At this point, it's worth noting that the user mode stack trace database is useless. It only applies to items on the heap, but not VirtualAlloc(). You'll not figure out who allocated the 1 GB block.
And I forgot to enable the user mode stack trace database anyway. Let's do that and cross check
0:000> !gflag
Current NtGlobalFlag contents: 0x00001000
ust - Create user mode stack trace database
And now, there should be stack traces for smaller pieces of memory. In this example, I use an arbitrary block of size 0x208:
0:000> !heap -flt s 208
_HEAP @ 2a0000
HEAP_ENTRY Size Prev Flags UserPtr UserSize - state
002c9818 0044 0000 [00] 002c9830 00208 - (busy)
002cd1e8 0044 0044 [00] 002cd200 00208 - (busy)
002d5ad0 0044 0044 [00] 002d5ae8 00208 - (busy)
002f0c48 0044 0044 [00] 002f0c60 00208 - (busy)
0032c210 0044 0044 [00] 0032c228 00208 - (busy)
00351c90 0044 0044 [00] 00351ca8 00208 - (busy)
0:000> *** Use any UserPtr number, I use the last one
0:000> !heap -p -a 00351ca8
address 00351ca8 found in
_HEAP @ 2a0000
HEAP_ENTRY Size Prev Flags UserPtr UserSize - state
00351c90 0044 0000 [00] 00351ca8 00208 - (busy)
779dd909 ntdll!RtlAllocateHeap+0x00000274
71e18bc7 clr!EEHeapAlloc+0x0000002c
71e18c0a clr!EEHeapAllocInProcessHeap+0x0000005b
71e18ba6 clr!ClrAllocInProcessHeap+0x00000023
71e2dd26 clr!StackingAllocator::AllocNewBlockForBytes+0x00000082
71e2dd76 clr!operator new+0x00000063
71e93ace clr!MethodTableBuilder::BuildMethodTableThrowing+0x00000059
71e94590 clr!ClassLoader::CreateTypeHandleForTypeDefThrowing+0x0000083a
71e2e956 clr!ClassLoader::CreateTypeHandleForTypeKey+0x000000ad
71e2e99a clr!ClassLoader::DoIncrementalLoad+0x000000c2
71e2e418 clr!ClassLoader::LoadTypeHandleForTypeKey_Body+0x00000505
71e2e5a7 clr!ClassLoader::LoadTypeHandleForTypeKey+0x000000b5
71e2f723 clr!ClassLoader::LoadTypeDefThrowing+0x00000318
71e2a974 clr!ClassLoader::LoadTypeDefOrRefThrowing+0x0000024c
71f57811 clr!Assembly::GetEntryPoint+0x0000022f
71f856e0 clr!Assembly::ExecuteMainMethod+0x000000b3
71f855ed clr!SystemDomain::ExecuteMainMethod+0x00000631
71f858d3 clr!ExecuteEXE+0x0000004c
71f85819 clr!_CorExeMainInternal+0x000000dc
71f55a0c clr!_CorExeMain+0x0000004d
7251d93b mscoreei!_CorExeMain+0x0000010e
72597f16 MSCOREE!ShellShim__CorExeMain+0x00000099
72594de3 MSCOREE!_CorExeMain_Exported+0x00000008
77999802 ntdll!__RtlUserThreadStart+0x00000070
779997d5 ntdll!_RtlUserThreadStart+0x0000001b
Just one more note: if you modify the program to have smaller blocks of memory, e.g.
for (int i = 0; i < 1000; i++)
{
pointer = Marshal.AllocHGlobal(3*1024 );
}
You will see the allocation in the heap:
0:004> ? 3*0n1024
Evaluate expression: 3072 = 00000c00
0:004> !heap -flt c00
cound not parse flt criteria -flt c00
0:004> !heap -flt s c00
_HEAP @ 67c0000
HEAP_ENTRY Size Prev Flags UserPtr UserSize - state
0686b668 0183 0000 [00] 0686b680 00c00 - (busy)
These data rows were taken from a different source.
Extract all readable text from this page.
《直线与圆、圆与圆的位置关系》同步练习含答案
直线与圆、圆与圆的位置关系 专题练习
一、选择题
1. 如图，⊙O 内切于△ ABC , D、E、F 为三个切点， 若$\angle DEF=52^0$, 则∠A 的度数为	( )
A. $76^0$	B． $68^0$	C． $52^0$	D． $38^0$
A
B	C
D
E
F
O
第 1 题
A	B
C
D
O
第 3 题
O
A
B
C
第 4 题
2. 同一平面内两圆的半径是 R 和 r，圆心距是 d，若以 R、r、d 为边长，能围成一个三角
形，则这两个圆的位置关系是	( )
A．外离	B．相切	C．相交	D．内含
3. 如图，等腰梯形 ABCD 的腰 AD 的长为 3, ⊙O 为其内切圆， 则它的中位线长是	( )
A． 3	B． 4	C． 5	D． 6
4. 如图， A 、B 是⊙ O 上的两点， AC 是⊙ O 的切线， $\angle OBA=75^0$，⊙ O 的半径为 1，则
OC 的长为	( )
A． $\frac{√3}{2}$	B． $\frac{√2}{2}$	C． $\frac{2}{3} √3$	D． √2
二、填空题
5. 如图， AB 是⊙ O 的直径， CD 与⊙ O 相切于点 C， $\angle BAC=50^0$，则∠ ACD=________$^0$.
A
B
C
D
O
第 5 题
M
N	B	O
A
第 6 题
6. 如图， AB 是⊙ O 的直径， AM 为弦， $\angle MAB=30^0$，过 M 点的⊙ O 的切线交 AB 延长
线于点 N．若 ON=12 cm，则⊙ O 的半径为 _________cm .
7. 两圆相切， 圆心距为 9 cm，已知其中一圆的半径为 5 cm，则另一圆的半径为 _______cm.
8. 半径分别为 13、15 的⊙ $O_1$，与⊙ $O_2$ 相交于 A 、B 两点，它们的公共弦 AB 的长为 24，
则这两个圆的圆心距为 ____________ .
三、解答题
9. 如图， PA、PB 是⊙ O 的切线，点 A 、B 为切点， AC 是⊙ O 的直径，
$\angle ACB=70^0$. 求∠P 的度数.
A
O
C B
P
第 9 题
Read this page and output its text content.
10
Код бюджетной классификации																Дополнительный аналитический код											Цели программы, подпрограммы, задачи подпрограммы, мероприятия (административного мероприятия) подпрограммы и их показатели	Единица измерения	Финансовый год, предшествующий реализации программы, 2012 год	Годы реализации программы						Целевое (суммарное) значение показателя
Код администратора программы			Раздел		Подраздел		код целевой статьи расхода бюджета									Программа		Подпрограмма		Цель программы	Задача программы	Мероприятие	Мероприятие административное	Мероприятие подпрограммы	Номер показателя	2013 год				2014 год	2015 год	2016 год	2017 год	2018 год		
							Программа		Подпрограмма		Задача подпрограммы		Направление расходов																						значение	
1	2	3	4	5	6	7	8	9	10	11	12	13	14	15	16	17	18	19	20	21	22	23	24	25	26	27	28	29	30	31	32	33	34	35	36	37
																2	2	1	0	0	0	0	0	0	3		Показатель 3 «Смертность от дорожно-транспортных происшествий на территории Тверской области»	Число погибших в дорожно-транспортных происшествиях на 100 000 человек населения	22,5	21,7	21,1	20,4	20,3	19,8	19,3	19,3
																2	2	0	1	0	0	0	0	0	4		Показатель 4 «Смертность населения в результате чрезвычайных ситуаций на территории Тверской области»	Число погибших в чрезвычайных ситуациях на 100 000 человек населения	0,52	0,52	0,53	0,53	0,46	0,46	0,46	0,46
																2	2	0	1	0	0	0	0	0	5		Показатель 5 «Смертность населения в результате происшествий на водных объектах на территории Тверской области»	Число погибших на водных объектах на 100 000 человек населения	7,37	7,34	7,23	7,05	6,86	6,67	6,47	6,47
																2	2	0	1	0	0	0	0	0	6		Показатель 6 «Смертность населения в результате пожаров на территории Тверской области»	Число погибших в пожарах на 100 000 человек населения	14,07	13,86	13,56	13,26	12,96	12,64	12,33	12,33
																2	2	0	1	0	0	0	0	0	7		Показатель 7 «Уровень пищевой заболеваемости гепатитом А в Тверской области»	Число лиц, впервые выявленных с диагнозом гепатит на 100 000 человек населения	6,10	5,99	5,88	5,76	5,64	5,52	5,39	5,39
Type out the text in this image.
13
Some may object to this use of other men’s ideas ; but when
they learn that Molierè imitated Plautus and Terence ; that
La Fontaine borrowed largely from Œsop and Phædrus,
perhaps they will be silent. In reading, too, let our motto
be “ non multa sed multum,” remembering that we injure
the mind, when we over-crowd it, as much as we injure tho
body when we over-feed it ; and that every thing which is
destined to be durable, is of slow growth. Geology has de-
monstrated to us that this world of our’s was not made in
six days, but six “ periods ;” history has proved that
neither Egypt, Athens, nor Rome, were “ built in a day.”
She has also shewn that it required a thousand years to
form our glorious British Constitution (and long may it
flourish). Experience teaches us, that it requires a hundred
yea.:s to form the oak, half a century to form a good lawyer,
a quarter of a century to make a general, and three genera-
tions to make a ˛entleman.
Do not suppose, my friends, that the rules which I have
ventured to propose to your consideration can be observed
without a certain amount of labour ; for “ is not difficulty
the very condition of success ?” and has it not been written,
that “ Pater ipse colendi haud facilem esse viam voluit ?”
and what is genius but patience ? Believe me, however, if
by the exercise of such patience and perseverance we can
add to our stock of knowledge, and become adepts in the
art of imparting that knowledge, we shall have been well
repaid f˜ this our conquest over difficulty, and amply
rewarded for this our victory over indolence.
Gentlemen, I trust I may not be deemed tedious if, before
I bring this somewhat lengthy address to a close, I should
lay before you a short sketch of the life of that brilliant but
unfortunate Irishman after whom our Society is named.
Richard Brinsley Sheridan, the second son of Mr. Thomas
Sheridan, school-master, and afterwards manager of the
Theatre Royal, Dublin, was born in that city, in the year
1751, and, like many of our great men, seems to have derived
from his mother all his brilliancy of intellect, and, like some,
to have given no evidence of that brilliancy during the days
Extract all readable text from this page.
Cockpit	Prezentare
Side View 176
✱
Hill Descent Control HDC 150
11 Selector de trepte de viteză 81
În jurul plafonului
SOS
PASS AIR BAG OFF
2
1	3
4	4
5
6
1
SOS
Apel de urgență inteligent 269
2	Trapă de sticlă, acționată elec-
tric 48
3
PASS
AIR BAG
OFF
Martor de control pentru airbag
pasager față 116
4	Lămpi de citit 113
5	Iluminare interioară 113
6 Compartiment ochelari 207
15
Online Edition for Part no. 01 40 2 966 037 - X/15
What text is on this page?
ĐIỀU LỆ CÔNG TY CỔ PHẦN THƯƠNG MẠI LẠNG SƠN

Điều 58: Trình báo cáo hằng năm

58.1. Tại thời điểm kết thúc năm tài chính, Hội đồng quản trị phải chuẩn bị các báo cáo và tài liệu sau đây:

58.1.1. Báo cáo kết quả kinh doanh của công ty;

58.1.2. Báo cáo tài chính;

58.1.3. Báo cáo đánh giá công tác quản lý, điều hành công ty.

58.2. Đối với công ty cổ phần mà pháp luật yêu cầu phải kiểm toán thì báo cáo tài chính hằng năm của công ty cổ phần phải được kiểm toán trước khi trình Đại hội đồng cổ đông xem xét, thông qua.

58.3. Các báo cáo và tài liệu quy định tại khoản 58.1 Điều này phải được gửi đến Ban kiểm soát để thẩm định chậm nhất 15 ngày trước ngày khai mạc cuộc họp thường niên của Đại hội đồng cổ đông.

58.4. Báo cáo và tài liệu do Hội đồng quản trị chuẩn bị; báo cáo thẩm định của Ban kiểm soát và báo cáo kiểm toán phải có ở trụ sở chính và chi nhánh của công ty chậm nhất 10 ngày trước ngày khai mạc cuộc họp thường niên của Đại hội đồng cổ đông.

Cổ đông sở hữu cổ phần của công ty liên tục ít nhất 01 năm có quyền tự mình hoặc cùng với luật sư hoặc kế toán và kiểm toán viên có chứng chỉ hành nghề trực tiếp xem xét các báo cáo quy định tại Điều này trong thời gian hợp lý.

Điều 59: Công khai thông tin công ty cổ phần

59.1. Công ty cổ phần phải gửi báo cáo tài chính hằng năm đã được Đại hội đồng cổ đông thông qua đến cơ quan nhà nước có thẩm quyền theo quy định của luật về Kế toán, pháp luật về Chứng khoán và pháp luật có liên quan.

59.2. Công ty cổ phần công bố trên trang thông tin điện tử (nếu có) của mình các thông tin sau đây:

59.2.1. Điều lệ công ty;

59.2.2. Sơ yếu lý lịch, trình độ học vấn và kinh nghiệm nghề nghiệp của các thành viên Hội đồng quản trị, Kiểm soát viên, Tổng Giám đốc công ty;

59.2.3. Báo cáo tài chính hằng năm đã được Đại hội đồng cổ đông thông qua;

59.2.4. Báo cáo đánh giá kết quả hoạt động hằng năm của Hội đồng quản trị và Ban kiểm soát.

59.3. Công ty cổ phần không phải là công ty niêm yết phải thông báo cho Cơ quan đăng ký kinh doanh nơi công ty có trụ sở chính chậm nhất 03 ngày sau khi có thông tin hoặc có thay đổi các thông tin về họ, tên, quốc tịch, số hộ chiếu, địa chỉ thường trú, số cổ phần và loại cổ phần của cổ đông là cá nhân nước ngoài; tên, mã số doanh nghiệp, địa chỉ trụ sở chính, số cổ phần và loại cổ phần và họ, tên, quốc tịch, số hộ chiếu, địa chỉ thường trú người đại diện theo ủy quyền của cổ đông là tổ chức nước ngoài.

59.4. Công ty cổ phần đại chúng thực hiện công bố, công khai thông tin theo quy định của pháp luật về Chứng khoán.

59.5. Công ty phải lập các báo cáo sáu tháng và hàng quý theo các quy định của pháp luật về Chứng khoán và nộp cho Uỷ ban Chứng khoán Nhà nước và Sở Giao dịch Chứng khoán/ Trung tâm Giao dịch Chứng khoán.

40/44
0686efa8 0183 0183 [00] 0686efc0 00c00 - (busy)
[...]
And you will see stack traces
0:004> !heap -p -a 4d0fdf18
address 4d0fdf18 found in
_HEAP @ 67c0000
HEAP_ENTRY Size Prev Flags UserPtr UserSize - state
4d0fdf00 0191 0000 [00] 4d0fdf18 00c00 - (busy)
779dd909 ntdll!RtlAllocateHeap+0x00000274
768f5aae KERNELBASE!LocalAlloc+0x0000005f
70c6ad4f mscorlib_ni+0x003fad4f
7138c4da mscorlib_ni+0x00b1c4da
71e0ebb6 clr!CallDescrWorkerInternal+0x00000034
71e11e10 clr!CallDescrWorkerWithHandler+0x0000006b
71e17994 clr!MethodDescCallSite::CallTargetWorker+0x0000016a
71f85026 clr!RunMain+0x000001ad
71f85707 clr!Assembly::ExecuteMainMethod+0x00000124
[...]
But you won't see the managed method calls. That's because the USt database was built for native only. It's the same reason you have different stacks in .NET using k or !dumpstack.